La philosophie politique de Gabriel Bonnot de Mably Recensions
lundi 31 août 2015Par François Ternat, GRHis-Université de Rouen
A propos du livre de Peter Friedemann, Die Politische Philosophie des Gabriel Bonnot de Mably (1709-1785). Eine Studie zur Geschichte des republikanischen und des sozialen Freiheitsbegriffs, Berlin, LIT Verlag, Politische Theorie und Kultur, 350 p., 2014.

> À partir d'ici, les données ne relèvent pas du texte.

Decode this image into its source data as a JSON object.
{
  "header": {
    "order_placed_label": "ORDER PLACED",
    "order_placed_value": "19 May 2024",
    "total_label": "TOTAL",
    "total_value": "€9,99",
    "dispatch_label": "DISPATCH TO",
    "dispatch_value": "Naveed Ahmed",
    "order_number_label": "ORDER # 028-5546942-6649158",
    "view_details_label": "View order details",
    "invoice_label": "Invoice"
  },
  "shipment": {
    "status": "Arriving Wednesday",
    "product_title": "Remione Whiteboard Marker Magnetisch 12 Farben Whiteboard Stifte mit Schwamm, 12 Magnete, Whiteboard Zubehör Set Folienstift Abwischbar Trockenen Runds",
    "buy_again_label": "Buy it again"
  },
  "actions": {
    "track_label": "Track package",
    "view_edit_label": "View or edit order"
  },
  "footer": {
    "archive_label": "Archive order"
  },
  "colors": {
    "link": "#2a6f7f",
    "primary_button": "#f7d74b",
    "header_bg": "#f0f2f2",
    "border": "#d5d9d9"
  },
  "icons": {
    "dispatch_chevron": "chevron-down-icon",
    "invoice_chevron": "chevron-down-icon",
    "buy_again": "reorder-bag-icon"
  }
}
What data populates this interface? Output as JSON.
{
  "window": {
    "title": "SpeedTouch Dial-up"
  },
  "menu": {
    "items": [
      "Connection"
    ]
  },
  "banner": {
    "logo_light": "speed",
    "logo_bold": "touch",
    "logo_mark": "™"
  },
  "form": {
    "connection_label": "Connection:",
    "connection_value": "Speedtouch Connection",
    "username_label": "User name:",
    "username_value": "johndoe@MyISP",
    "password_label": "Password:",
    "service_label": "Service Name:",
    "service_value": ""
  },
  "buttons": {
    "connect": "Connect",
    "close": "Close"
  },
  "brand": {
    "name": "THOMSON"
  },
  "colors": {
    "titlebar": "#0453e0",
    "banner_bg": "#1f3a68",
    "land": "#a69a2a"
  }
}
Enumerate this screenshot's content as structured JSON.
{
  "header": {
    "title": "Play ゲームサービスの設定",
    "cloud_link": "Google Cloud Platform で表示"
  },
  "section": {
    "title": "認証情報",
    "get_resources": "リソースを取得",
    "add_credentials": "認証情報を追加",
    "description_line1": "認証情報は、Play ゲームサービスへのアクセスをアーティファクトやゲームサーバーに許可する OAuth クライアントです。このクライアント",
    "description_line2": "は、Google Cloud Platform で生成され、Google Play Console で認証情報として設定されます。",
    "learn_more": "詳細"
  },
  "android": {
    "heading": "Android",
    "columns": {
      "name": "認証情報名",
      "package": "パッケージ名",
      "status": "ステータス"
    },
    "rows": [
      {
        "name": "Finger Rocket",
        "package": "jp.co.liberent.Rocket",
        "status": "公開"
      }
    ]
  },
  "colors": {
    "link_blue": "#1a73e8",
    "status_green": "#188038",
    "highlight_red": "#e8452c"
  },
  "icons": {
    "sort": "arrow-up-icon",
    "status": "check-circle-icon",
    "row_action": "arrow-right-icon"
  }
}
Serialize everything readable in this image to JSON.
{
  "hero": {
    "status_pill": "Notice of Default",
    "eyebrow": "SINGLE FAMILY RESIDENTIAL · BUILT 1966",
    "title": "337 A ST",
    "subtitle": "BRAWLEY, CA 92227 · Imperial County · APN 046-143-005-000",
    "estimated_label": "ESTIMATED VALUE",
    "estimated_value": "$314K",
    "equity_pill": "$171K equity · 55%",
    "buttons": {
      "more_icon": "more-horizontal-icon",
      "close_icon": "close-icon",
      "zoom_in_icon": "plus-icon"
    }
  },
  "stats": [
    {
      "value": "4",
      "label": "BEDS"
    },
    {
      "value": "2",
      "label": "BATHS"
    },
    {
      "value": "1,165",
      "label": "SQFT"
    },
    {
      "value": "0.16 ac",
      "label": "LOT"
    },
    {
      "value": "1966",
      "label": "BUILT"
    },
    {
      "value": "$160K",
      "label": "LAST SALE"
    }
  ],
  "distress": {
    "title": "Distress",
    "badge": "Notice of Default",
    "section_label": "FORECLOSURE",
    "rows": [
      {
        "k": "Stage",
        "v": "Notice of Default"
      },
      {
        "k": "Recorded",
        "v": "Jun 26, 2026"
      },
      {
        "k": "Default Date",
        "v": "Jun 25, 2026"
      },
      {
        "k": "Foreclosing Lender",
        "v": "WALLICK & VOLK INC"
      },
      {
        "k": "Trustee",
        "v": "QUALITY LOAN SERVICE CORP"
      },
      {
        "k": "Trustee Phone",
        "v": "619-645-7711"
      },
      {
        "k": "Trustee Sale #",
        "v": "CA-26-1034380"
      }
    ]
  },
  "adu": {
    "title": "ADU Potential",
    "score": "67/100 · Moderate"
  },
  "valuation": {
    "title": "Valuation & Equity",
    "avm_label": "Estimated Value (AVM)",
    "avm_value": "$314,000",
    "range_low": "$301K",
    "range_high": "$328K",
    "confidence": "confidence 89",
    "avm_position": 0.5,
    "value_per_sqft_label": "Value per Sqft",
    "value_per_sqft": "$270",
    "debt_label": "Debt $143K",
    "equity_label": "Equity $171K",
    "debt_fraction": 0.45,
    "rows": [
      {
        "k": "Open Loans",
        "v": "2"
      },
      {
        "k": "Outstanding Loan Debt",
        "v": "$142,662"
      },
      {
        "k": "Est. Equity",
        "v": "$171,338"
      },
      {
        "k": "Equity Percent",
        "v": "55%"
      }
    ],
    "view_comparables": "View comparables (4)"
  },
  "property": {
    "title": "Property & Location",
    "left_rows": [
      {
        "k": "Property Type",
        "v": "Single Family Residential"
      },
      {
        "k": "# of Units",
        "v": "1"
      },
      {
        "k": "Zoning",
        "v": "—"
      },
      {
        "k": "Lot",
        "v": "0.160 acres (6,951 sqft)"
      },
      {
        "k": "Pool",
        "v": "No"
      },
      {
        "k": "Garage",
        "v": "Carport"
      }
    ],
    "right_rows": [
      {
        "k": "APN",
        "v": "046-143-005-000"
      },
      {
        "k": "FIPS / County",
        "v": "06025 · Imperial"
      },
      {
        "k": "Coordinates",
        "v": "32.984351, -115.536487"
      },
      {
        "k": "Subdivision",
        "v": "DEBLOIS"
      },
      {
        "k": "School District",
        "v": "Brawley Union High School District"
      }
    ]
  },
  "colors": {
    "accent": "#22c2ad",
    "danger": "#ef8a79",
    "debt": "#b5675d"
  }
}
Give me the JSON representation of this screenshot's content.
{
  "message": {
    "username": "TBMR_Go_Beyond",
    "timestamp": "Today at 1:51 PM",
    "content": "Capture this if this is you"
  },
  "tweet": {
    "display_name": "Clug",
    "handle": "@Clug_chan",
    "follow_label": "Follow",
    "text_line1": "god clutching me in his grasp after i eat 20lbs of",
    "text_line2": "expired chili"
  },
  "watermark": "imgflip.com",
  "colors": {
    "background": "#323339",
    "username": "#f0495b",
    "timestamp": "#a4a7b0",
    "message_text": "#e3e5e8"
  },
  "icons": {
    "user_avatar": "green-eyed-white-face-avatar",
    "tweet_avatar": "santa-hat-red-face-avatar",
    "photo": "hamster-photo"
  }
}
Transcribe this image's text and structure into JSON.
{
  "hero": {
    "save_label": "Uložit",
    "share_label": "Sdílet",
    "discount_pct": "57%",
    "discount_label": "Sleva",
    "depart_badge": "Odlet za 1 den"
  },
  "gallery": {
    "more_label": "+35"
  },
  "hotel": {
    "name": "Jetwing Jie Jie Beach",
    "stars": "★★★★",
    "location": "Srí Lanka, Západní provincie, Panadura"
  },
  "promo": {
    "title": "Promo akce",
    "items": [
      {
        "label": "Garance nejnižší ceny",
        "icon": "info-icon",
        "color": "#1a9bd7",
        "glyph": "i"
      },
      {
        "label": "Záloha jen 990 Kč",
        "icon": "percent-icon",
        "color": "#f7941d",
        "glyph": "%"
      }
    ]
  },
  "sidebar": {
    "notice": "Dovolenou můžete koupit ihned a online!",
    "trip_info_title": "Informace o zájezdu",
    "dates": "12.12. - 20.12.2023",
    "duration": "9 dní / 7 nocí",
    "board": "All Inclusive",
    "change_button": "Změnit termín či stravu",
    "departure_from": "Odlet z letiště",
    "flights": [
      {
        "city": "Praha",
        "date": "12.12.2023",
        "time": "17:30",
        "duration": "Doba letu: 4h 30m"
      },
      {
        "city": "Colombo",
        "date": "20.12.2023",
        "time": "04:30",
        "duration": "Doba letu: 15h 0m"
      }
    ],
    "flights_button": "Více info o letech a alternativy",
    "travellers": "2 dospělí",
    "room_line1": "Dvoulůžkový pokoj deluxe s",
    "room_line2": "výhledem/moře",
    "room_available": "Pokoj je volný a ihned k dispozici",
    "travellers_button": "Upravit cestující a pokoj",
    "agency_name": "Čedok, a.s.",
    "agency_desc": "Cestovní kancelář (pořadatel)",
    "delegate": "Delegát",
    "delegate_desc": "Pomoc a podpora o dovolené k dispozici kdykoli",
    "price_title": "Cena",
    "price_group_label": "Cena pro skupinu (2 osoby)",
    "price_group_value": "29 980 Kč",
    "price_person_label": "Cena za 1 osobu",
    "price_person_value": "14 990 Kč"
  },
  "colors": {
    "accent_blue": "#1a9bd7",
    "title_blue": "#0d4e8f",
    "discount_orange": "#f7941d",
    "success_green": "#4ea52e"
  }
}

Voici un livre salutaire qui ouvre l’étude de l’histoire des idées politiques aux apports que constitue la pensée de Mably : l’esprit des Lumières s’enrichit du regard porté par un de ses représentants les plus brillants sur la « chose publique ». Cet ouvrage savant, riche et inspiré, nous invite à redécouvrir une pensée politique féconde et prolixe, susceptible de vivifier nos réflexions et de nourrir nos choix de citoyens sur le devenir de nos sociétés bien actuelles.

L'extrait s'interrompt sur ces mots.